Cenni storici

Dopo la formazione dello Stato Bulgaro nel 681 con i bulgari situati tra la già esistente popolazione trace e slava, la fede cristiana, già penetrata nella penisola Balcanica, ha continuato a diffondersi. A questo hanno contribuito i legami con l’Impero Bizantino, l’utilizzo della lingua greca e lo scambio di prigionieri. Nell’864 lo zar Boris riceve la fede cristiana dal Patriarcato di Costantinopoli e con lui tutto il popolo bulgaro. Nell’870 la Chiesa Bulgara è riconosciuta come Arcidiocesi autonoma e fa propria la lingua slava con l’ alfabeto inventato dai santi fratelli Cirillo e Metodio.
Nel 927, sotto lo zar Simeone, figlio di Boris, la Chiesa Bulgara riceve l’autocefalia e viene elevata alla dignità di patriarcato, con la sede che si sposta nelle città di Preslav, Durostorum, Sardica cioè Sofia di oggi, Ochrida.
Nel periodo 1018 – 1186, quando la Bulgaria si trova sotto la dominazione dell’Impero Bizantino, la Chiesa Bulgara perde la dignità patriarcale ed esiste come arcidiocesi con sede a Ochrida.

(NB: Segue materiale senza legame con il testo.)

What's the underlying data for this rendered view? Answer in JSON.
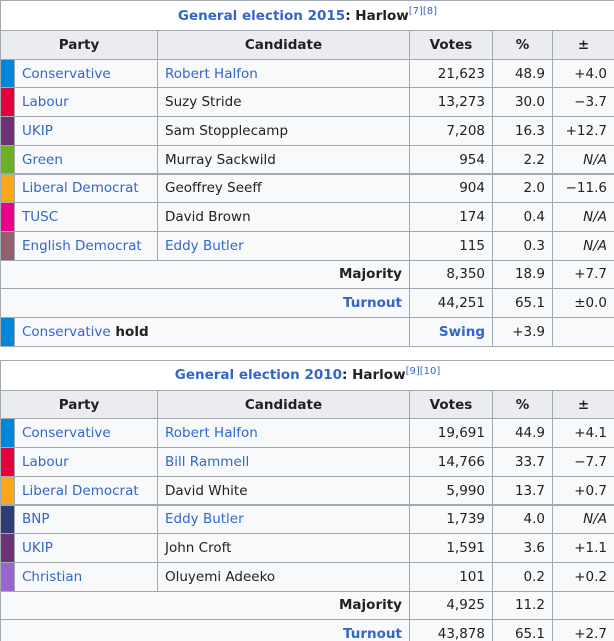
{
  "elections": [
    {
      "caption": {
        "link": "General election 2015",
        "place": ": Harlow",
        "refs": [
          "[7]",
          "[8]"
        ]
      },
      "headers": [
        "Party",
        "Candidate",
        "Votes",
        "%",
        "±"
      ],
      "rows": [
        {
          "party": "Conservative",
          "color": "#0087DC",
          "candidate": "Robert Halfon",
          "candidate_link": true,
          "votes": "21,623",
          "pct": "48.9",
          "change": "+4.0"
        },
        {
          "party": "Labour",
          "color": "#E4003B",
          "candidate": "Suzy Stride",
          "candidate_link": false,
          "votes": "13,273",
          "pct": "30.0",
          "change": "−3.7"
        },
        {
          "party": "UKIP",
          "color": "#6D3177",
          "candidate": "Sam Stopplecamp",
          "candidate_link": false,
          "votes": "7,208",
          "pct": "16.3",
          "change": "+12.7"
        },
        {
          "party": "Green",
          "color": "#6AB023",
          "candidate": "Murray Sackwild",
          "candidate_link": false,
          "votes": "954",
          "pct": "2.2",
          "change_na": "N/A"
        },
        {
          "party": "Liberal Democrat",
          "color": "#FAA61A",
          "candidate": "Geoffrey Seeff",
          "candidate_link": false,
          "votes": "904",
          "pct": "2.0",
          "change": "−11.6"
        },
        {
          "party": "TUSC",
          "color": "#EC008C",
          "candidate": "David Brown",
          "candidate_link": false,
          "votes": "174",
          "pct": "0.4",
          "change_na": "N/A"
        },
        {
          "party": "English Democrat",
          "color": "#915F6D",
          "candidate": "Eddy Butler",
          "candidate_link": true,
          "votes": "115",
          "pct": "0.3",
          "change_na": "N/A"
        }
      ],
      "majority": {
        "label": "Majority",
        "votes": "8,350",
        "pct": "18.9",
        "change": "+7.7"
      },
      "turnout": {
        "label": "Turnout",
        "votes": "44,251",
        "pct": "65.1",
        "change": "±0.0"
      },
      "result": {
        "party": "Conservative",
        "color": "#0087DC",
        "outcome": " hold",
        "swing_label": "Swing",
        "swing": "+3.9"
      }
    },
    {
      "caption": {
        "link": "General election 2010",
        "place": ": Harlow",
        "refs": [
          "[9]",
          "[10]"
        ]
      },
      "headers": [
        "Party",
        "Candidate",
        "Votes",
        "%",
        "±"
      ],
      "rows": [
        {
          "party": "Conservative",
          "color": "#0087DC",
          "candidate": "Robert Halfon",
          "candidate_link": true,
          "votes": "19,691",
          "pct": "44.9",
          "change": "+4.1"
        },
        {
          "party": "Labour",
          "color": "#E4003B",
          "candidate": "Bill Rammell",
          "candidate_link": true,
          "votes": "14,766",
          "pct": "33.7",
          "change": "−7.7"
        },
        {
          "party": "Liberal Democrat",
          "color": "#FAA61A",
          "candidate": "David White",
          "candidate_link": false,
          "votes": "5,990",
          "pct": "13.7",
          "change": "+0.7"
        },
        {
          "party": "BNP",
          "color": "#2E3B74",
          "candidate": "Eddy Butler",
          "candidate_link": true,
          "votes": "1,739",
          "pct": "4.0",
          "change_na": "N/A"
        },
        {
          "party": "UKIP",
          "color": "#6D3177",
          "candidate": "John Croft",
          "candidate_link": false,
          "votes": "1,591",
          "pct": "3.6",
          "change": "+1.1"
        },
        {
          "party": "Christian",
          "color": "#9966CC",
          "candidate": "Oluyemi Adeeko",
          "candidate_link": false,
          "votes": "101",
          "pct": "0.2",
          "change": "+0.2"
        }
      ],
      "majority": {
        "label": "Majority",
        "votes": "4,925",
        "pct": "11.2"
      },
      "turnout": {
        "label": "Turnout",
        "votes": "43,878",
        "pct": "65.1",
        "change": "+2.7"
      }
    }
  ]
}
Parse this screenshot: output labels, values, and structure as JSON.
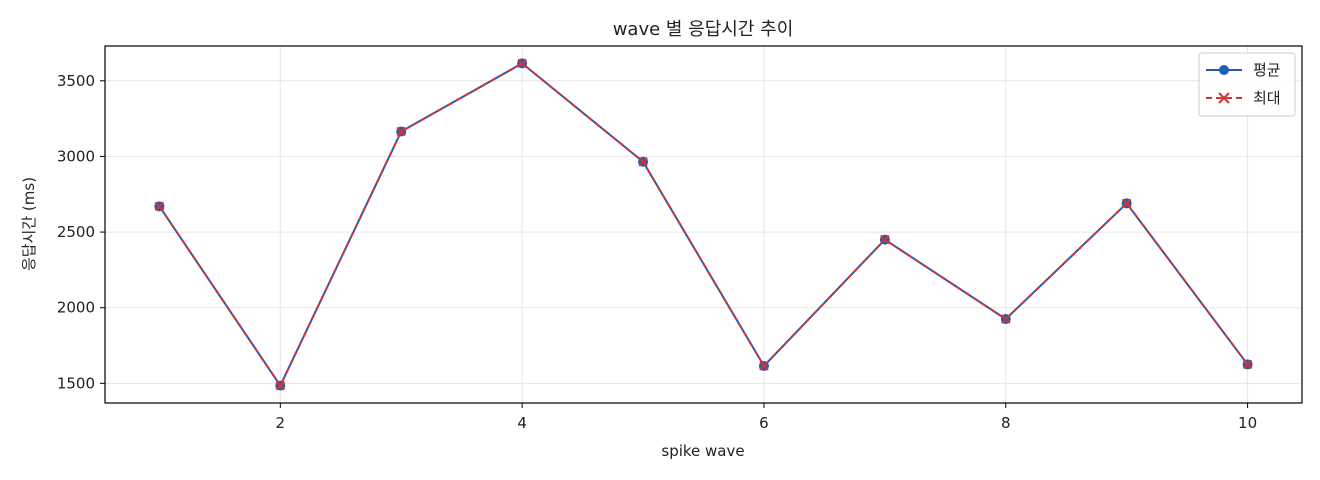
{
  "chart_data": {
    "type": "line",
    "title": "wave 별 응답시간 추이",
    "xlabel": "spike wave",
    "ylabel": "응답시간 (ms)",
    "x": [
      1,
      2,
      3,
      4,
      5,
      6,
      7,
      8,
      9,
      10
    ],
    "xlim": [
      0.55,
      10.45
    ],
    "ylim": [
      1370,
      3730
    ],
    "xticks": [
      2,
      4,
      6,
      8,
      10
    ],
    "yticks": [
      1500,
      2000,
      2500,
      3000,
      3500
    ],
    "grid": true,
    "legend_position": "top-right",
    "series": [
      {
        "name": "평균",
        "values": [
          2670,
          1485,
          3165,
          3615,
          2965,
          1615,
          2450,
          1925,
          2690,
          1625
        ],
        "color": "#1f5fb4",
        "linestyle": "solid",
        "marker": "circle"
      },
      {
        "name": "최대",
        "values": [
          2670,
          1485,
          3165,
          3615,
          2965,
          1615,
          2450,
          1925,
          2690,
          1625
        ],
        "color": "#d0343a",
        "linestyle": "dashed",
        "marker": "x"
      }
    ]
  }
}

Nel 1235, durante il secondo Stato bulgaro, la Chiesa Bulgara ridiventa patriarcato con sede a Tarnovo, il quale dura fino al 1393, quando il territorio bulgaro viene conquistato dall’Impero Ottomano. Durante i circa cinque secoli sotto i turchi la fede cristiana continua a manifestarsi sostenuta dall’attività dei monasteri tra i quali menzioniamo come più importanti quelli di Zograf, Chilandar nel monte Athos, Rila, Troian, Dreanovo. Nei monasteri si organizzano scuole che coltivano il sentimento di appartenenza alla nazione e lingua bulgare. Occorre citare tra le personalità più importanti san Paisie del monastero Chilandar (1722 – 1773) e il santo vescovo Sofronio di Vraza (1739 – 1813).
Nel 1870 la Chiesa Bulgara si organizza come Esarcato, riconosciuto dall’autorità civile turca, ma non  riconosciuto dall’autorità ecclesiale del Patriarcato greco di Costantinopoli, nei rapporti con il quale si crea uno stato di scisma.

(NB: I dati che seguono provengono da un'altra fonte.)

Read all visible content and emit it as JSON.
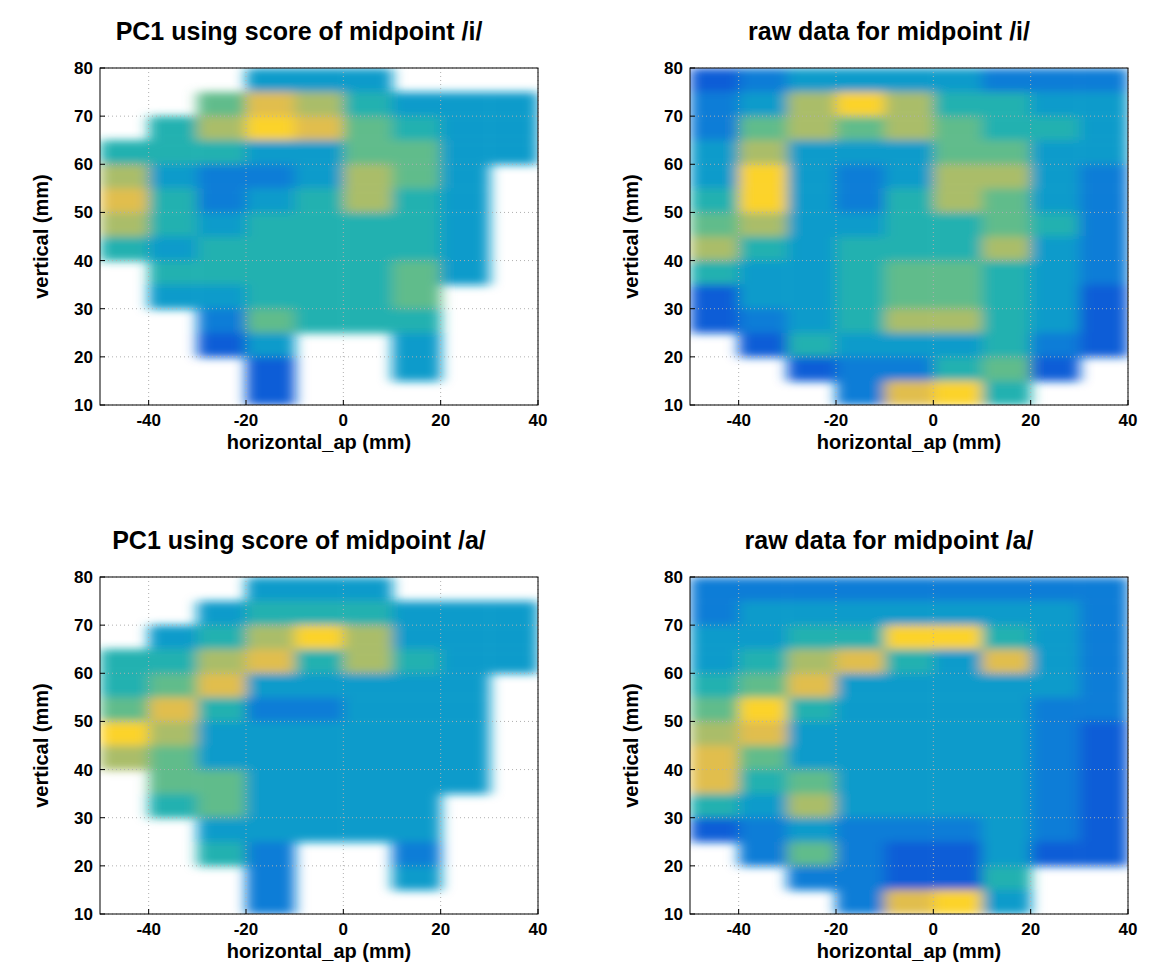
{
  "chart_data": [
    {
      "type": "heatmap",
      "title": "PC1 using score of midpoint /i/",
      "xlabel": "horizontal_ap (mm)",
      "ylabel": "vertical (mm)",
      "xlim": [
        -50,
        40
      ],
      "ylim": [
        10,
        80
      ],
      "xticks": [
        -40,
        -20,
        0,
        20,
        40
      ],
      "yticks": [
        10,
        20,
        30,
        40,
        50,
        60,
        70,
        80
      ],
      "grid": true,
      "zlim": [
        0,
        9
      ],
      "x_edges": [
        -50,
        -40,
        -30,
        -20,
        -10,
        0,
        10,
        20,
        30,
        40
      ],
      "y_edges": [
        80,
        75,
        70,
        65,
        60,
        55,
        50,
        45,
        40,
        35,
        30,
        25,
        20,
        15,
        10
      ],
      "cells": [
        [
          null,
          null,
          null,
          3,
          3,
          3,
          null,
          null,
          null
        ],
        [
          null,
          null,
          5,
          7,
          6,
          4,
          3,
          3,
          3
        ],
        [
          null,
          4,
          6,
          8,
          7,
          5,
          4,
          3,
          3
        ],
        [
          4,
          4,
          4,
          3,
          3,
          5,
          5,
          3,
          3
        ],
        [
          6,
          3,
          2,
          2,
          3,
          6,
          5,
          3,
          null
        ],
        [
          7,
          4,
          2,
          3,
          4,
          6,
          4,
          3,
          null
        ],
        [
          6,
          4,
          3,
          4,
          4,
          4,
          4,
          3,
          null
        ],
        [
          4,
          3,
          4,
          4,
          4,
          4,
          4,
          3,
          null
        ],
        [
          null,
          4,
          4,
          4,
          4,
          4,
          5,
          3,
          null
        ],
        [
          null,
          3,
          3,
          4,
          4,
          4,
          5,
          null,
          null
        ],
        [
          null,
          null,
          2,
          5,
          4,
          4,
          4,
          null,
          null
        ],
        [
          null,
          null,
          1,
          3,
          null,
          null,
          3,
          null,
          null
        ],
        [
          null,
          null,
          null,
          1,
          null,
          null,
          3,
          null,
          null
        ],
        [
          null,
          null,
          null,
          1,
          null,
          null,
          null,
          null,
          null
        ]
      ]
    },
    {
      "type": "heatmap",
      "title": "raw data for midpoint /i/",
      "xlabel": "horizontal_ap (mm)",
      "ylabel": "vertical (mm)",
      "xlim": [
        -50,
        40
      ],
      "ylim": [
        10,
        80
      ],
      "xticks": [
        -40,
        -20,
        0,
        20,
        40
      ],
      "yticks": [
        10,
        20,
        30,
        40,
        50,
        60,
        70,
        80
      ],
      "grid": true,
      "zlim": [
        0,
        9
      ],
      "x_edges": [
        -50,
        -40,
        -30,
        -20,
        -10,
        0,
        10,
        20,
        30,
        40
      ],
      "y_edges": [
        80,
        75,
        70,
        65,
        60,
        55,
        50,
        45,
        40,
        35,
        30,
        25,
        20,
        15,
        10
      ],
      "cells": [
        [
          1,
          2,
          3,
          3,
          3,
          3,
          2,
          2,
          2
        ],
        [
          2,
          3,
          6,
          8,
          6,
          4,
          4,
          3,
          3
        ],
        [
          2,
          5,
          6,
          5,
          6,
          5,
          4,
          4,
          3
        ],
        [
          3,
          6,
          3,
          3,
          3,
          5,
          5,
          3,
          3
        ],
        [
          3,
          8,
          3,
          2,
          3,
          6,
          6,
          3,
          2
        ],
        [
          4,
          8,
          3,
          2,
          4,
          6,
          5,
          3,
          2
        ],
        [
          5,
          6,
          3,
          3,
          4,
          4,
          5,
          4,
          2
        ],
        [
          6,
          4,
          3,
          4,
          4,
          4,
          6,
          3,
          2
        ],
        [
          4,
          3,
          3,
          4,
          5,
          5,
          4,
          3,
          2
        ],
        [
          1,
          3,
          3,
          4,
          5,
          5,
          4,
          3,
          1
        ],
        [
          1,
          2,
          3,
          4,
          6,
          6,
          4,
          3,
          1
        ],
        [
          null,
          1,
          4,
          3,
          3,
          3,
          4,
          2,
          1
        ],
        [
          null,
          null,
          1,
          2,
          2,
          4,
          5,
          1,
          null
        ],
        [
          null,
          null,
          null,
          2,
          7,
          8,
          4,
          null,
          null
        ]
      ]
    },
    {
      "type": "heatmap",
      "title": "PC1 using score of midpoint /a/",
      "xlabel": "horizontal_ap (mm)",
      "ylabel": "vertical (mm)",
      "xlim": [
        -50,
        40
      ],
      "ylim": [
        10,
        80
      ],
      "xticks": [
        -40,
        -20,
        0,
        20,
        40
      ],
      "yticks": [
        10,
        20,
        30,
        40,
        50,
        60,
        70,
        80
      ],
      "grid": true,
      "zlim": [
        0,
        9
      ],
      "x_edges": [
        -50,
        -40,
        -30,
        -20,
        -10,
        0,
        10,
        20,
        30,
        40
      ],
      "y_edges": [
        80,
        75,
        70,
        65,
        60,
        55,
        50,
        45,
        40,
        35,
        30,
        25,
        20,
        15,
        10
      ],
      "cells": [
        [
          null,
          null,
          null,
          3,
          3,
          3,
          null,
          null,
          null
        ],
        [
          null,
          null,
          3,
          4,
          4,
          4,
          3,
          3,
          3
        ],
        [
          null,
          3,
          4,
          6,
          8,
          6,
          3,
          3,
          3
        ],
        [
          4,
          4,
          6,
          7,
          4,
          6,
          4,
          3,
          3
        ],
        [
          4,
          5,
          7,
          3,
          3,
          3,
          3,
          3,
          null
        ],
        [
          5,
          7,
          4,
          2,
          2,
          3,
          3,
          3,
          null
        ],
        [
          8,
          6,
          3,
          3,
          3,
          3,
          3,
          3,
          null
        ],
        [
          6,
          5,
          3,
          3,
          3,
          3,
          3,
          3,
          null
        ],
        [
          null,
          5,
          5,
          3,
          3,
          3,
          3,
          3,
          null
        ],
        [
          null,
          4,
          5,
          3,
          3,
          3,
          3,
          null,
          null
        ],
        [
          null,
          null,
          3,
          3,
          3,
          3,
          3,
          null,
          null
        ],
        [
          null,
          null,
          4,
          2,
          null,
          null,
          2,
          null,
          null
        ],
        [
          null,
          null,
          null,
          2,
          null,
          null,
          3,
          null,
          null
        ],
        [
          null,
          null,
          null,
          2,
          null,
          null,
          null,
          null,
          null
        ]
      ]
    },
    {
      "type": "heatmap",
      "title": "raw data for midpoint /a/",
      "xlabel": "horizontal_ap (mm)",
      "ylabel": "vertical (mm)",
      "xlim": [
        -50,
        40
      ],
      "ylim": [
        10,
        80
      ],
      "xticks": [
        -40,
        -20,
        0,
        20,
        40
      ],
      "yticks": [
        10,
        20,
        30,
        40,
        50,
        60,
        70,
        80
      ],
      "grid": true,
      "zlim": [
        0,
        9
      ],
      "x_edges": [
        -50,
        -40,
        -30,
        -20,
        -10,
        0,
        10,
        20,
        30,
        40
      ],
      "y_edges": [
        80,
        75,
        70,
        65,
        60,
        55,
        50,
        45,
        40,
        35,
        30,
        25,
        20,
        15,
        10
      ],
      "cells": [
        [
          2,
          2,
          2,
          2,
          2,
          2,
          2,
          2,
          2
        ],
        [
          2,
          3,
          3,
          3,
          3,
          3,
          3,
          3,
          2
        ],
        [
          3,
          3,
          4,
          4,
          8,
          8,
          4,
          3,
          2
        ],
        [
          3,
          4,
          6,
          7,
          4,
          3,
          7,
          3,
          2
        ],
        [
          4,
          5,
          7,
          3,
          3,
          3,
          3,
          3,
          2
        ],
        [
          5,
          8,
          4,
          3,
          3,
          3,
          3,
          2,
          2
        ],
        [
          6,
          7,
          3,
          3,
          3,
          3,
          3,
          2,
          1
        ],
        [
          7,
          5,
          3,
          3,
          3,
          3,
          3,
          2,
          1
        ],
        [
          7,
          4,
          5,
          3,
          3,
          3,
          3,
          2,
          1
        ],
        [
          4,
          3,
          6,
          3,
          3,
          3,
          3,
          2,
          1
        ],
        [
          1,
          2,
          3,
          2,
          2,
          2,
          3,
          2,
          1
        ],
        [
          null,
          2,
          5,
          2,
          1,
          1,
          3,
          1,
          1
        ],
        [
          null,
          null,
          2,
          2,
          1,
          1,
          4,
          null,
          null
        ],
        [
          null,
          null,
          null,
          2,
          7,
          8,
          3,
          null,
          null
        ]
      ]
    }
  ]
}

Dopo la guerra russo-turca del 1877-1878, la Bulgaria viene liberata dai turchi, e nel 1885 si realizza la sua unità nazionale ed ecclesiale.
Tra le due guerre mondiali la Chiesa Bulgara ha rapporti difficoltosi con lo Stato, ma riesce a introdurre l’insegnamento della religione nelle scuole. Organizza due seminari, una facoltà di teologia a Sofia, costruisce molte chiese e organizza una significativa attività caritatevole.
Il 22 novembre 1945 si riprendono i rapporti canonici con il Patriarcato di Costantinopoli e con le altre Chiese Ortodosse.
L’8 maggio 1953, la Chiesa Bulgara si dichiara di nuovo autocefala e tale decisione viene riconosciuta dal Patriarcato di Costantinopoli due giorni dopo, il 10 maggio 1953.
Dopo la seconda guerra mondiale la Chiesa Ortodossa Bulgara vive un periodo di persecuzioni: sacerdoti carcerati e ucisi, scuole chiuse, terre confiscate, seminari chiusi per un certo periodo.

La fede della Chiesa Ortodossa Bulgara è identica a quella delle altre Chiese Ortodosse, riassunta nel Credo formulato dai concili ecumenici di Nicea 325 e Costantinopoli 381.
Nella LITURGIA si utilizza la lingua paleoslava e il bulgaro odierno.